Сентябрь.
Видал я Анастасью Мирович. Живет бедно, втроем с двумя подругами. Некрасива и неловка. Но она очень современна. Ее мысль направлена на заветнейшие тайны наших дней. Мы говорили (долго, целые часы) о том, что страшно, о том, что все страшно, везде ужас и тайна. Она чувствует это более чем все, кто много говорит и пишет об этом. Я сказал ей о смерти Ореуса. Она испугалась, задрожала, заплакала. Она любила его? По ее словам, она видела его всего 3 — 4 раза в жизни. Он одобрял ее драму „Морская Легенда".
О смерти Ореуса. Его дядя написал мне, спрашивая, не знаю ли я чего о нем: он исчез. Я в свою очередь просил дать мне вести. Скоро отец сообщил мне, что он утонул, купаясь в Аа. „Если вы человек верующий, молитесь о его детски чистой душе".
Я начал переписку с отцом Ореуса, имея целью издать сочинения Ивана Ивановича.
Переписывался с Н. О. Лернером. Бартенев напечатал мою заметку о книге „Пушкинские дни в Одессе", а не его (не Лернера). Узнав об этом, я написал ему письмо, объясняя, что это произошло без моего ведома. Отсюда возникла переписка. По поводу „Северных Цветов" и стихов Ореуса мы чуть не поссорились. Конечно, мне все равно, что за мысли у него, но я не мог, не должен был терпеть его отзывов о Коневском и Балтрушайтисе.
Бывал у Бахмана. Он все тот же и с ним все те же.
Встретил на улице Чулкова, очень хвалил рассказ Л. Андреева „Стена", но я в Андреева не верю и читать его не стану. По его словам, Ященко и двое его приятелей летом бродили пешком по Архангельской и Олонецкой губ. и доходили даже до Белого моря.

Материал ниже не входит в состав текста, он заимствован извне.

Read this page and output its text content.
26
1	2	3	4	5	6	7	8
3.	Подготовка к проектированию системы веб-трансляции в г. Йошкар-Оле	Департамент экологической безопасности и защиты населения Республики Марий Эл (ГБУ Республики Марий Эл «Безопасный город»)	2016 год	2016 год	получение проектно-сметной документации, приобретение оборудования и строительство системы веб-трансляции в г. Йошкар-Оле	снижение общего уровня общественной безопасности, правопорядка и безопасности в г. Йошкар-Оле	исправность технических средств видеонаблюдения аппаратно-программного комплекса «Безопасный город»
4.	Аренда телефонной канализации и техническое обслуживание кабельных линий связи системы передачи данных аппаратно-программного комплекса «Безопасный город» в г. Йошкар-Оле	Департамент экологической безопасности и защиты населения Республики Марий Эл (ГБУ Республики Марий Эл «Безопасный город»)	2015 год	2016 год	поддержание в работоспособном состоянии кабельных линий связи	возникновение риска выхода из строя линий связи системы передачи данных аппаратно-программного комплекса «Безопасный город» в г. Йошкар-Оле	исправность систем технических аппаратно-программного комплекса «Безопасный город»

Раза три заходил ко мне А. Ф. Филиппов, все не заставал. Ник. Ник. Черногубов с ним все ссорится. Филиппов письменно грозит проломить ему голову, а H. Н. купил себе револьвер в оборону. Впрочем, оба знают, что только себя тешат.
Был у меня Мих. С. Соловьев, благодарил за статью о Вл. Соловьеве и привез первые томы его сочинений; кроме того предлагал что-то для „Северных Цветов".
После я был у него. Жена его, Ольга Михайловна, „поклонница и жрица красоты", мило болтала о Фете и Вергилии. Был еще какой-то генерал peu lettré, но совершивший хивинский поход и там на верблюде читавший Тацита. Сын Соловьева, юный Сергей Михайлович, тоже мило беседовал о Корнеле и Расине. — Ждали сына проф. Бугаева, декадентствующего юношу, жаждавшего меня видеть, но случилось, что его не было дома (он живет рядом).
Приехал в Москву Бунин и пришел ко мне. Сказал, что сидел в Ялте, вдруг затосковал и, не дожидаясь парохода, поскакал на север. На скорпионовском вторнике я с ним опять поговорил крупно, сказал, что все его писания ни на что не нужны, главное скучны и т. д. Он проявлял великодушие и всячески славил мои стихи.
От отца Ореуса, ген. лейт. И. И. Ореуса, получил письмо с благодарностью за мою статью в „Мире Искусства" и с согласием на издание.
Как-то случилось мне в „Русском Архиве" играть в вист так: я, Петр Иванович, Николай Платонович Барсуков и Александр Платонович (чуть-чуть не австрийский посланник, немецкий...) Старший из Платонычей имеет лицо Ивана Грозного, но с добродушным выражением, младший немного еврейского типа. Судачили о разных высокопоставленных лицах и оба были „в оппозиции".
Бальмонт прислал мне бранные стихи. Говорят, он отчаянно тоскует в своем изгнании.
П. М. Пильский, знакомец моей юности, скинув мундир, предался газетной деятельности. Заходил ко мне, сидел, говорил о дрязгах газет, о Дорошевиче, Медведском, Любиче, скрывающемся от суда на даче и т. д. Медведский писал под псевдонимом в „Русском Слове", но Дорошевич спросил у Сытина: „Так у вас и каторжники пишут?".
С. А. Поляков приводил ко мне некоего Семенова, бывшего издателя „Нового Слова", ныне переводчика Пшибышевского, впрочем, я почти с ним не говорил.